The Panel has recently released its Discussion Paper which is open for public consultation until 23 January 2023.


The Discussion Paper recognises that developers have the primary role in setting the tone of a project and influencing payment security, as well as building quality and safety throughout a project’s life.

The Discussion Paper canvasses a range of potential options to promote high standards within the industry, focussing on developers’ conduct in contracting practices and execution of construction projects.  

While there is no guarantee that any of the Panel’s recommendations will be adopted into Queensland law, it is important for developers and contractors alike to understand the range of possible regulations being considered and the potential impacts on developers and the industry.

Options for regulation of developers

The Discussion Paper outlines 38 options for feedback during the consultation stage.

Some of the options identified by the Panel include the following:

  • Developer licensing scheme similar to the QBCC licensing framework for contractors, could be extended to apply to individual and corporations carrying out development activity.  The licensing regime would include qualification, experience and fitness to practice considerations and would allow for monitoring and compliance in relation to standards of conduct and competence.
  • Industry code of conduct, a code of practice or professional standards applicable to developers. Such codes may be voluntary or mandatory and enforced and monitored by government, an industry body or an independent body.
  • Developer ranking system, similar to the independent Construction Industry Rating Tool (iCIRT) system implemented in New South Wales.
  • Compulsory disclosure obligations.  This would involve developers disclosing information to contractors before entering into contracts, with the purpose of assisting head contractors to understand a developer’s financial capacity at the point of entering into a contract. The disclosure may include land ownership and other assets, finance arrangements and compliance with health and safety and other legislation.  The Panel also recognised the particular issues facing head contractors undertaking due diligence in relation to developers which use a Special Purpose Vehicle for a project.
  • Tendering standards including introducing minimum standard requirements for tendering and the evaluation of responses, to support probity, transparency and accountability to tendering across the sector and support ethical behaviours.
  • Cooling-off periods allowing either party to withdraw from tenders that are unsustainable and allowing contractors the opportunity to reprice when market shocks or severe weather events have occurred.
  • Project Trust Account obligations may be extended to include developers.  The intention would be to quarantine project funds to trust accounts, to provide transparency and certainty for head contractors and introduce minimum requirements on developers to operate a project trust.
  • Improving documentation by requiring designs to adequately demonstrate compliance with the National Construction Code or include any relevant certificates of conformity, accreditation.
  • Expand ‘fairness in contracting’ laws to comprehensively apply to developers. The prescribed requirements, restrictions and penalties would also apply.
  • Contemporary standard contracts to ensure standard contracts are fit-for-purpose and relevant to the Queensland context.
  • Improved transparency in amendments to allow parties to identify the changes that have been made to standard contracts and help parties better understand the proposed changes and their impacts.
  • Improved ability for head contractors to suspend if non-payment by a developer.
  • Extend the non-conforming building products chain of responsibility to developers.
  • Strengthen whistle-blower protections for the reporting of non-conforming work.
  • Superintendents – Mandatory requirements for superintendents to act reasonably and impartially (and not as agent of the principal) through a code of conduct and a review of licence requirements to ensure all elements of the role are licensed.
  • Documentation of amendments – regulating the documentation of amendments made during construction similar to NSW, where registered design practitioners must lodge designs for certain buildings on a government portal, including any variations.

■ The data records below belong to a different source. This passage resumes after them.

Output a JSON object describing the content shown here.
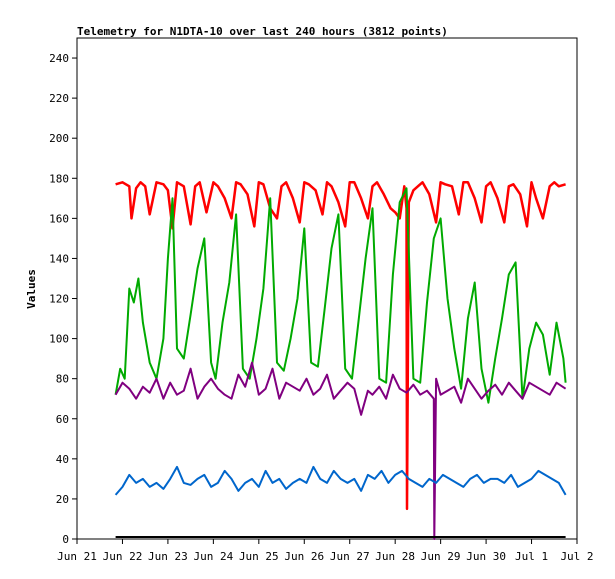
{
  "chart_data": {
    "type": "line",
    "title": "Telemetry for N1DTA-10 over last 240 hours (3812 points)",
    "ylabel": "Values",
    "xlabel": "",
    "ylim": [
      0,
      250
    ],
    "yticks": [
      0,
      20,
      40,
      60,
      80,
      100,
      120,
      140,
      160,
      180,
      200,
      220,
      240
    ],
    "xlim": [
      0,
      11
    ],
    "xticks": [
      {
        "x": 0,
        "label": "Jun 21"
      },
      {
        "x": 1,
        "label": "Jun 22"
      },
      {
        "x": 2,
        "label": "Jun 23"
      },
      {
        "x": 3,
        "label": "Jun 24"
      },
      {
        "x": 4,
        "label": "Jun 25"
      },
      {
        "x": 5,
        "label": "Jun 26"
      },
      {
        "x": 6,
        "label": "Jun 27"
      },
      {
        "x": 7,
        "label": "Jun 28"
      },
      {
        "x": 8,
        "label": "Jun 29"
      },
      {
        "x": 9,
        "label": "Jun 30"
      },
      {
        "x": 10,
        "label": "Jul 1"
      },
      {
        "x": 11,
        "label": "Jul 2"
      }
    ],
    "grid": false,
    "series": [
      {
        "color": "#ff0000",
        "x": [
          0.85,
          1.0,
          1.15,
          1.2,
          1.3,
          1.4,
          1.5,
          1.6,
          1.75,
          1.9,
          2.0,
          2.1,
          2.2,
          2.35,
          2.5,
          2.6,
          2.7,
          2.85,
          3.0,
          3.1,
          3.25,
          3.4,
          3.5,
          3.6,
          3.75,
          3.9,
          4.0,
          4.1,
          4.25,
          4.4,
          4.5,
          4.6,
          4.75,
          4.9,
          5.0,
          5.1,
          5.25,
          5.4,
          5.5,
          5.6,
          5.75,
          5.9,
          6.0,
          6.1,
          6.25,
          6.4,
          6.5,
          6.6,
          6.75,
          6.9,
          7.0,
          7.1,
          7.2,
          7.25,
          7.26,
          7.3,
          7.4,
          7.5,
          7.6,
          7.75,
          7.9,
          8.0,
          8.1,
          8.25,
          8.4,
          8.5,
          8.6,
          8.75,
          8.9,
          9.0,
          9.1,
          9.25,
          9.4,
          9.5,
          9.6,
          9.75,
          9.9,
          10.0,
          10.1,
          10.25,
          10.4,
          10.5,
          10.6,
          10.75
        ],
        "y": [
          177,
          178,
          176,
          160,
          175,
          178,
          176,
          162,
          178,
          177,
          174,
          155,
          178,
          176,
          157,
          176,
          178,
          163,
          178,
          176,
          170,
          160,
          178,
          177,
          172,
          156,
          178,
          177,
          165,
          160,
          176,
          178,
          170,
          158,
          178,
          177,
          174,
          162,
          178,
          176,
          168,
          156,
          178,
          178,
          170,
          160,
          176,
          178,
          172,
          165,
          163,
          160,
          176,
          165,
          15,
          168,
          174,
          176,
          178,
          172,
          158,
          178,
          177,
          176,
          162,
          178,
          178,
          170,
          158,
          176,
          178,
          170,
          158,
          176,
          177,
          172,
          156,
          178,
          170,
          160,
          176,
          178,
          176,
          177
        ]
      },
      {
        "color": "#00aa00",
        "x": [
          0.85,
          0.95,
          1.05,
          1.15,
          1.25,
          1.35,
          1.45,
          1.6,
          1.75,
          1.9,
          2.0,
          2.1,
          2.2,
          2.35,
          2.5,
          2.65,
          2.8,
          2.95,
          3.05,
          3.2,
          3.35,
          3.5,
          3.65,
          3.8,
          3.95,
          4.1,
          4.25,
          4.4,
          4.55,
          4.7,
          4.85,
          5.0,
          5.15,
          5.3,
          5.45,
          5.6,
          5.75,
          5.9,
          6.05,
          6.2,
          6.35,
          6.5,
          6.65,
          6.8,
          6.95,
          7.1,
          7.25,
          7.4,
          7.55,
          7.7,
          7.85,
          8.0,
          8.15,
          8.3,
          8.45,
          8.6,
          8.75,
          8.9,
          9.05,
          9.2,
          9.35,
          9.5,
          9.65,
          9.8,
          9.95,
          10.1,
          10.25,
          10.4,
          10.55,
          10.7,
          10.75
        ],
        "y": [
          72,
          85,
          80,
          125,
          118,
          130,
          108,
          88,
          80,
          100,
          140,
          170,
          95,
          90,
          112,
          135,
          150,
          88,
          80,
          108,
          128,
          162,
          85,
          80,
          100,
          125,
          170,
          88,
          84,
          100,
          120,
          155,
          88,
          86,
          115,
          145,
          162,
          85,
          80,
          110,
          140,
          165,
          80,
          78,
          132,
          168,
          175,
          80,
          78,
          118,
          150,
          160,
          120,
          95,
          75,
          110,
          128,
          85,
          68,
          90,
          110,
          132,
          138,
          70,
          95,
          108,
          102,
          82,
          108,
          90,
          78
        ]
      },
      {
        "color": "#800080",
        "x": [
          0.85,
          1.0,
          1.15,
          1.3,
          1.45,
          1.6,
          1.75,
          1.9,
          2.05,
          2.2,
          2.35,
          2.5,
          2.65,
          2.8,
          2.95,
          3.1,
          3.25,
          3.4,
          3.55,
          3.7,
          3.85,
          4.0,
          4.15,
          4.3,
          4.45,
          4.6,
          4.75,
          4.9,
          5.05,
          5.2,
          5.35,
          5.5,
          5.65,
          5.8,
          5.95,
          6.1,
          6.25,
          6.4,
          6.5,
          6.65,
          6.8,
          6.95,
          7.1,
          7.25,
          7.4,
          7.55,
          7.7,
          7.85,
          7.86,
          7.9,
          8.0,
          8.15,
          8.3,
          8.45,
          8.6,
          8.75,
          8.9,
          9.05,
          9.2,
          9.35,
          9.5,
          9.65,
          9.8,
          9.95,
          10.1,
          10.25,
          10.4,
          10.55,
          10.75
        ],
        "y": [
          72,
          78,
          75,
          70,
          76,
          73,
          80,
          70,
          78,
          72,
          74,
          85,
          70,
          76,
          80,
          75,
          72,
          70,
          82,
          76,
          88,
          72,
          75,
          85,
          70,
          78,
          76,
          74,
          80,
          72,
          75,
          82,
          70,
          74,
          78,
          75,
          62,
          74,
          72,
          76,
          70,
          82,
          75,
          73,
          77,
          72,
          74,
          70,
          0,
          80,
          72,
          74,
          76,
          68,
          80,
          75,
          70,
          74,
          77,
          72,
          78,
          74,
          70,
          78,
          76,
          74,
          72,
          78,
          75
        ]
      },
      {
        "color": "#0066cc",
        "x": [
          0.85,
          1.0,
          1.15,
          1.3,
          1.45,
          1.6,
          1.75,
          1.9,
          2.05,
          2.2,
          2.35,
          2.5,
          2.65,
          2.8,
          2.95,
          3.1,
          3.25,
          3.4,
          3.55,
          3.7,
          3.85,
          4.0,
          4.15,
          4.3,
          4.45,
          4.6,
          4.75,
          4.9,
          5.05,
          5.2,
          5.35,
          5.5,
          5.65,
          5.8,
          5.95,
          6.1,
          6.25,
          6.4,
          6.55,
          6.7,
          6.85,
          7.0,
          7.15,
          7.3,
          7.45,
          7.6,
          7.75,
          7.9,
          8.05,
          8.2,
          8.35,
          8.5,
          8.65,
          8.8,
          8.95,
          9.1,
          9.25,
          9.4,
          9.55,
          9.7,
          9.85,
          10.0,
          10.15,
          10.3,
          10.45,
          10.6,
          10.75
        ],
        "y": [
          22,
          26,
          32,
          28,
          30,
          26,
          28,
          25,
          30,
          36,
          28,
          27,
          30,
          32,
          26,
          28,
          34,
          30,
          24,
          28,
          30,
          26,
          34,
          28,
          30,
          25,
          28,
          30,
          28,
          36,
          30,
          28,
          34,
          30,
          28,
          30,
          24,
          32,
          30,
          34,
          28,
          32,
          34,
          30,
          28,
          26,
          30,
          28,
          32,
          30,
          28,
          26,
          30,
          32,
          28,
          30,
          30,
          28,
          32,
          26,
          28,
          30,
          34,
          32,
          30,
          28,
          22
        ]
      },
      {
        "color": "#000000",
        "x": [
          0.85,
          10.75
        ],
        "y": [
          1,
          1
        ]
      }
    ]
  }
}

These issues have been considered by the Panel in the context of the flow-on effects for the quality of building work, safety in performance of building works and the overall risk carried by participants in the contractual chain.

Contracting practices

The Panel has identified that contractual risk allocation and complexity of contracts is a key issue to be considered in the review of the role of developers.

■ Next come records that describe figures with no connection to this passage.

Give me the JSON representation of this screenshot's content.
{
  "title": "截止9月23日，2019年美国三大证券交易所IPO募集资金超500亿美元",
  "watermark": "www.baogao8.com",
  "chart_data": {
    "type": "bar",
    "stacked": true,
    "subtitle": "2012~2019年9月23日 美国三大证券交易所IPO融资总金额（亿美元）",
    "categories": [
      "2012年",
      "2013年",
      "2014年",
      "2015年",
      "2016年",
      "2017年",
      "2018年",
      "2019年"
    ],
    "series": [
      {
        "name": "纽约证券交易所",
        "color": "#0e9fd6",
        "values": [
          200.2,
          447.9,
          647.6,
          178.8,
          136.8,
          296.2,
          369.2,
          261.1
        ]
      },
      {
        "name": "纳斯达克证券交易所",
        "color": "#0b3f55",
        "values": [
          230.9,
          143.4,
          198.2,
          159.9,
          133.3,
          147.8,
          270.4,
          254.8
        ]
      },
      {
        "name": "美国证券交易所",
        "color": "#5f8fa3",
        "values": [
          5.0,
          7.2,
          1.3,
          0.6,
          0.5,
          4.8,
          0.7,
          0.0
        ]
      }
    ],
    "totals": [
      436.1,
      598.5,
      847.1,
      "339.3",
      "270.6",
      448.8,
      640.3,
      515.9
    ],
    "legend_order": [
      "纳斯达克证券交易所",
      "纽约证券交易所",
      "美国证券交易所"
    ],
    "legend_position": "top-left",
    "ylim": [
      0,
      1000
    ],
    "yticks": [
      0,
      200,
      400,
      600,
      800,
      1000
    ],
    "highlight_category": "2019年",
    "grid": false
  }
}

The Panel considered the implications of risk transfer through contracting methods, with the impact on head contractors bearing unreasonable risks.

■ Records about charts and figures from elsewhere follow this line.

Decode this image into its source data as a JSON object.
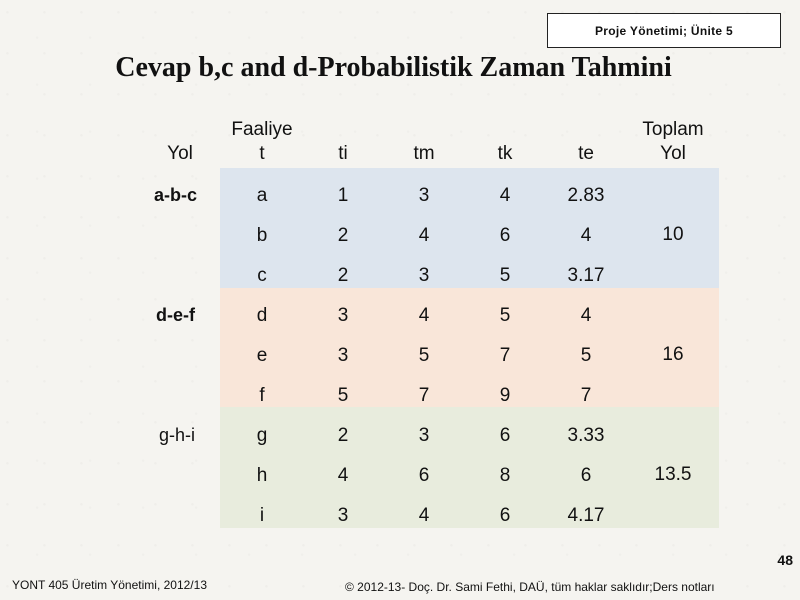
{
  "header": {
    "unit_label": "Proje Yönetimi; Ünite 5"
  },
  "title": "Cevap b,c and d-Probabilistik Zaman Tahmini",
  "table": {
    "headers": {
      "yol": "Yol",
      "faaliyet_line1": "Faaliye",
      "faaliyet_line2": "t",
      "ti": "ti",
      "tm": "tm",
      "tk": "tk",
      "te": "te",
      "toplam_line1": "Toplam",
      "toplam_line2": "Yol"
    },
    "groups": [
      {
        "path": "a-b-c",
        "total": "10",
        "rows": [
          {
            "faaliyet": "a",
            "ti": "1",
            "tm": "3",
            "tk": "4",
            "te": "2.83"
          },
          {
            "faaliyet": "b",
            "ti": "2",
            "tm": "4",
            "tk": "6",
            "te": "4"
          },
          {
            "faaliyet": "c",
            "ti": "2",
            "tm": "3",
            "tk": "5",
            "te": "3.17"
          }
        ]
      },
      {
        "path": "d-e-f",
        "total": "16",
        "rows": [
          {
            "faaliyet": "d",
            "ti": "3",
            "tm": "4",
            "tk": "5",
            "te": "4"
          },
          {
            "faaliyet": "e",
            "ti": "3",
            "tm": "5",
            "tk": "7",
            "te": "5"
          },
          {
            "faaliyet": "f",
            "ti": "5",
            "tm": "7",
            "tk": "9",
            "te": "7"
          }
        ]
      },
      {
        "path": "g-h-i",
        "total": "13.5",
        "rows": [
          {
            "faaliyet": "g",
            "ti": "2",
            "tm": "3",
            "tk": "6",
            "te": "3.33"
          },
          {
            "faaliyet": "h",
            "ti": "4",
            "tm": "6",
            "tk": "8",
            "te": "6"
          },
          {
            "faaliyet": "i",
            "ti": "3",
            "tm": "4",
            "tk": "6",
            "te": "4.17"
          }
        ]
      }
    ]
  },
  "page_number": "48",
  "footer": {
    "left": "YONT 405 Üretim Yönetimi, 2012/13",
    "right": "© 2012-13- Doç. Dr. Sami Fethi, DAÜ, tüm haklar saklıdır;Ders notları"
  }
}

This issue has been addressed by legislation in the context of building contracts through prohibited building contract conditions (Queensland Building and Construction Commission Act 1991 (Qld), s. 67GB).  However, although this provision was introduced in 2017, no “prohibited conditions” have yet been prescribed by regulation.  

Where to from here

Public consultation is now underway for the Developer Review. The public consultation period ends on 23 January 2023.

Based on feedback received during the consultation period, the Panel will prepare a report to be submitted to the State Government. Batch Mewing Lawyers will keep you updated on the progress of the potential regulation of developers.